Scientists make counterintuitive observations in hybrid quantum systems
A team of researchers from the National Institute of Informatics (NII) in Tokyo and NTT Basic Research Laboratories (BRL, Nippon Telegraph and Telephone Corporation) in Japan have published an explanation of how quantum systems may be able to heat up by cooling down. Their paper appeared recently in Physical Review Letters.
"Heating by cooling sounds rather counterintuitive, but if the system has symmetries, decay could mean many things," says Kae Nemoto, a professor in the Principles of Informatics Research Division at NII which is part of the Inter-University Research Institute Corporation Research Organization of Information and Systems (ROIS).

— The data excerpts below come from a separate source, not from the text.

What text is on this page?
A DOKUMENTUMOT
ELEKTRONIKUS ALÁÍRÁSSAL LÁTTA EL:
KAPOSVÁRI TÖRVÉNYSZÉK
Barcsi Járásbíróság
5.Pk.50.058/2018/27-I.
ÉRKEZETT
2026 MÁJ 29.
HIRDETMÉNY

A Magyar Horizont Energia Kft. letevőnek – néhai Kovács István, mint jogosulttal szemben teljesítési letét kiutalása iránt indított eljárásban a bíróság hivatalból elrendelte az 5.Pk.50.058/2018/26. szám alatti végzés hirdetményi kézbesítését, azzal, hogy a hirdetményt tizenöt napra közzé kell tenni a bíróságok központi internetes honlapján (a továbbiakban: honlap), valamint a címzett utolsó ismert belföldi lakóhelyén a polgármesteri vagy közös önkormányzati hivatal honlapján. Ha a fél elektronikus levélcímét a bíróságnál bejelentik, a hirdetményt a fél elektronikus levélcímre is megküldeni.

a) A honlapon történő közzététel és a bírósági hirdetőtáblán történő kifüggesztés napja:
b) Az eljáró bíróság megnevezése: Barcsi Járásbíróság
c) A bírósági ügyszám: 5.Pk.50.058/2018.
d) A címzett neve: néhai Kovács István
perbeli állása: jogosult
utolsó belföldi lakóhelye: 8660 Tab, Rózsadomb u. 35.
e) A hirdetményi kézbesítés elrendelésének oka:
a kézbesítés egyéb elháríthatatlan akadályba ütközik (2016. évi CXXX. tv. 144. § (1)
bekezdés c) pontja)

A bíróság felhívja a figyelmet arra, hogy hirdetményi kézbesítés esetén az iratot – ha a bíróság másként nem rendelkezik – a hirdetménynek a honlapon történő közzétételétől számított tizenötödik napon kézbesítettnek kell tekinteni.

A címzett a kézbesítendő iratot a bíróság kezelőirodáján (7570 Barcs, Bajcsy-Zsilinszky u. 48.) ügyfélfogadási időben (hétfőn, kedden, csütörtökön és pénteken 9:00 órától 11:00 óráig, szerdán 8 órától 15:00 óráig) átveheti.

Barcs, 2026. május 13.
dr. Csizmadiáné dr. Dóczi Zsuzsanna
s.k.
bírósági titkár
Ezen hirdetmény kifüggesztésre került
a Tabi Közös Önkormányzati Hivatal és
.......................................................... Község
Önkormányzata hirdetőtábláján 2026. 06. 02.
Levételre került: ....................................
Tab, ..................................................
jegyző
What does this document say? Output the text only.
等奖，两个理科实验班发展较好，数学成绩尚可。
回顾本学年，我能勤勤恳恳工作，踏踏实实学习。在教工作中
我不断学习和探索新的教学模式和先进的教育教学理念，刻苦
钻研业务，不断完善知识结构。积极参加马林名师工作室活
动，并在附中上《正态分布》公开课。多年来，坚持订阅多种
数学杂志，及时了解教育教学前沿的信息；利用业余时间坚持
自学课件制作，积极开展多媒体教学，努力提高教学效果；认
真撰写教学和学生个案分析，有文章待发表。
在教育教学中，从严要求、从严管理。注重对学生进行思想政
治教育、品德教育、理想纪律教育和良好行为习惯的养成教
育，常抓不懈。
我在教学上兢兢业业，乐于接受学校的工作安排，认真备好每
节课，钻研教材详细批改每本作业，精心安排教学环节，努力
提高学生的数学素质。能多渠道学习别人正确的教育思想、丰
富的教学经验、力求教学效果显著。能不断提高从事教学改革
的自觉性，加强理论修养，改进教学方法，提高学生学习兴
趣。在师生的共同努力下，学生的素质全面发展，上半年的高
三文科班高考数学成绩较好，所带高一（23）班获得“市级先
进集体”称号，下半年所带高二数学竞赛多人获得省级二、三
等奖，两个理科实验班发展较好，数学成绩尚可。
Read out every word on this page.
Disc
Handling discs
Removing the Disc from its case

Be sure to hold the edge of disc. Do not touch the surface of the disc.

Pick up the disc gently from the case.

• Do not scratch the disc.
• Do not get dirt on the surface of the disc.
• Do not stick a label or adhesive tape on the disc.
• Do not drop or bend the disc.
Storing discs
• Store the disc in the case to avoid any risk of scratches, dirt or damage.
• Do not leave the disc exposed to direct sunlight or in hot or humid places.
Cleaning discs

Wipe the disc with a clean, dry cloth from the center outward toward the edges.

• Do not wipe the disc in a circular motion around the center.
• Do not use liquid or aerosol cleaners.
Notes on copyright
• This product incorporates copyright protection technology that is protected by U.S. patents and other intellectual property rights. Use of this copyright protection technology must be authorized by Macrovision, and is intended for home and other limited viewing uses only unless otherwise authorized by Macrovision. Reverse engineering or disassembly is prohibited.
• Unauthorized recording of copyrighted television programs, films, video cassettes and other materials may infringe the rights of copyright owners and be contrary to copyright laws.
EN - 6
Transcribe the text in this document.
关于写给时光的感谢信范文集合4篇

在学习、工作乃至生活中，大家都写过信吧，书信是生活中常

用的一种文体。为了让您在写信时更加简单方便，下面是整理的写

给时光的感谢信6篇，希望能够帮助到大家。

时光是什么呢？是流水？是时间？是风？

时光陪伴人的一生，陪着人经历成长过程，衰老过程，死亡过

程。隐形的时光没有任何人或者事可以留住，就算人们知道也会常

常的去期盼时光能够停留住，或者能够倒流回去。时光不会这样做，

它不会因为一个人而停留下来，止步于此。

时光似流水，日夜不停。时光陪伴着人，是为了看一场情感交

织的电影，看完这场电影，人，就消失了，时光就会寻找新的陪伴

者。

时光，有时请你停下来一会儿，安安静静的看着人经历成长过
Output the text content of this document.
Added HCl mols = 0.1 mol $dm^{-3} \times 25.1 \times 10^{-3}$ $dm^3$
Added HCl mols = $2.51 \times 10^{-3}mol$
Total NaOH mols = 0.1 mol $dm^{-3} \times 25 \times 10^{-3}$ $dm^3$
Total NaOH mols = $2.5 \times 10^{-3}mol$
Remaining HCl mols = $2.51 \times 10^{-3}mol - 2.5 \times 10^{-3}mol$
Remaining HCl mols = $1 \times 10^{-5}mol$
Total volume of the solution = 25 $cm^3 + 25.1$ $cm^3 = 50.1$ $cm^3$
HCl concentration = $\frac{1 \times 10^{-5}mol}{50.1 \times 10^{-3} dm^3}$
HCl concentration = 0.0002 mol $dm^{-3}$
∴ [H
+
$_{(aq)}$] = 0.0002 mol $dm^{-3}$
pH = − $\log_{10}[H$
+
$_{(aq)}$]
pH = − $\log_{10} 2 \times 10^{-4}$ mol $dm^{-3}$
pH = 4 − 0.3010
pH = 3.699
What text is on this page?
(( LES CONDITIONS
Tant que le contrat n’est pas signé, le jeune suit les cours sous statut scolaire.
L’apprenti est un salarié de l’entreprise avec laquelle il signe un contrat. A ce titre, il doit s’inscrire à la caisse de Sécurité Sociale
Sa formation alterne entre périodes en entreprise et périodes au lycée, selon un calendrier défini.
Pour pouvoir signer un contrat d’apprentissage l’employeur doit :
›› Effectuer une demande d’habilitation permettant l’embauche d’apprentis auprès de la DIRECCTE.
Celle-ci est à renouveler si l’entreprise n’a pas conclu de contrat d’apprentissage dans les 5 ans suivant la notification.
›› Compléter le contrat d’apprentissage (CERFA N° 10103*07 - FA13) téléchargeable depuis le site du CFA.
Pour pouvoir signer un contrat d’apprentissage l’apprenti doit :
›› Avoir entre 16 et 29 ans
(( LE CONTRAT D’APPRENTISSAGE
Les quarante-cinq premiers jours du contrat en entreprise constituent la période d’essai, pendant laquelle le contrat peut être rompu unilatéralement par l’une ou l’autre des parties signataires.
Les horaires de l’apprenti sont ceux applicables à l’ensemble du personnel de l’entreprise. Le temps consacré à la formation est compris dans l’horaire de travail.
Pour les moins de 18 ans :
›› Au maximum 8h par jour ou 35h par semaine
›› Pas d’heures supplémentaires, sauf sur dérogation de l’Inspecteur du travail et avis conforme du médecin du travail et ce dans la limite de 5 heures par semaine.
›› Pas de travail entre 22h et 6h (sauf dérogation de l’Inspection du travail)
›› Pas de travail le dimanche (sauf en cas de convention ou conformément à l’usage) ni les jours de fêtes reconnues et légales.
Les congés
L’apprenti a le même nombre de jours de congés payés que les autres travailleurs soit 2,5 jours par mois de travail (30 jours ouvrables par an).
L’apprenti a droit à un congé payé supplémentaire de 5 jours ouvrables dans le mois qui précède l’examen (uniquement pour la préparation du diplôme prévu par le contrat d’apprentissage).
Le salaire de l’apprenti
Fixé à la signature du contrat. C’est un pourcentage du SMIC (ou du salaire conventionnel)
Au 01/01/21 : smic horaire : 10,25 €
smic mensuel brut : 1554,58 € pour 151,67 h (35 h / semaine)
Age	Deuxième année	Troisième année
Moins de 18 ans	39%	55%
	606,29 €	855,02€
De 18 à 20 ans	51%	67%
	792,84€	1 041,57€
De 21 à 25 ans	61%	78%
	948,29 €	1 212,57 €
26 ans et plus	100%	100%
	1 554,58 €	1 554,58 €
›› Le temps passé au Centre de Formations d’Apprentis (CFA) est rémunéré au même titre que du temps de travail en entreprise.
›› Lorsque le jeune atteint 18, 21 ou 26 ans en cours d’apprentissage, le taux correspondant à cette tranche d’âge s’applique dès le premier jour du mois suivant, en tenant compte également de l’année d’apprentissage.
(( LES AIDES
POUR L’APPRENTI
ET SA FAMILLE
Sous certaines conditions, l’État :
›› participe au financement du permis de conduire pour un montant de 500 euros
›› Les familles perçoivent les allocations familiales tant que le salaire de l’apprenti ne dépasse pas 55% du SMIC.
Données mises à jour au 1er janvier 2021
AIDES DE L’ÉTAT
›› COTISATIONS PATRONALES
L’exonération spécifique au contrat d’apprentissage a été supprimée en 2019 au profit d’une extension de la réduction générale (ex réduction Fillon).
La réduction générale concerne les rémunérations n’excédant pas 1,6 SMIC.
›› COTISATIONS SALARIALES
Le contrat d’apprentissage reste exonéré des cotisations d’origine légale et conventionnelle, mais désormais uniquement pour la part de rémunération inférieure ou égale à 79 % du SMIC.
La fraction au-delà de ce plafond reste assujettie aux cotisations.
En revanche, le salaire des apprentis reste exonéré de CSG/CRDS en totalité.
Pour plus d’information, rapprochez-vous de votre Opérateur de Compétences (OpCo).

Nemoto and her team examined a double sub-domain system coupled to a single constant temperature reservoir. Each sub-domain contained multiple spins—a form of angular momentum carried by elementary particles such as electrons and nuclei. The researchers considered the situation in which the spins within each sub-domain are aligned with respect to each other, but the sub-domains themselves are oppositely aligned (for instance all up in one and all down in the second). This creates a certain symmetry in the system.
As time progresses, the components of the subdomain decay in a process called relaxation.
"Usually, we expect both domains to decay to the reservoir temperature; however, when the two domains coupled with a reservoir maintain a certain symmetry, the decay process can apparently heat the smaller domain up, even beyond the high temperature limit," Nemoto said.
The researchers can control the domains to some extent, while the reservoir is actually a much larger, unknown entity that can be characterized by macroscopic parameters such as temperature. They use this system to predict new dynamics and explore the multiple levels of thermalization, such as the decay in one subdomain exciting the components of another subdomain.
"Cooling processes can now heat a subsystem up," Nemoto said. "Our case is mathematically rather simple, but it indicates the rich dynamics caused by quantum dissipative processes."
Since not all systems have symmetry, Nemoto and her team would like to further examine the complex interactions between the subdomains and reservoir. "We will investigate more of these counter-intuitive decay dynamics and show when and how exactly we can see these dynamics," Nemoto said, noting that these effects could be used to design and control quantum systems.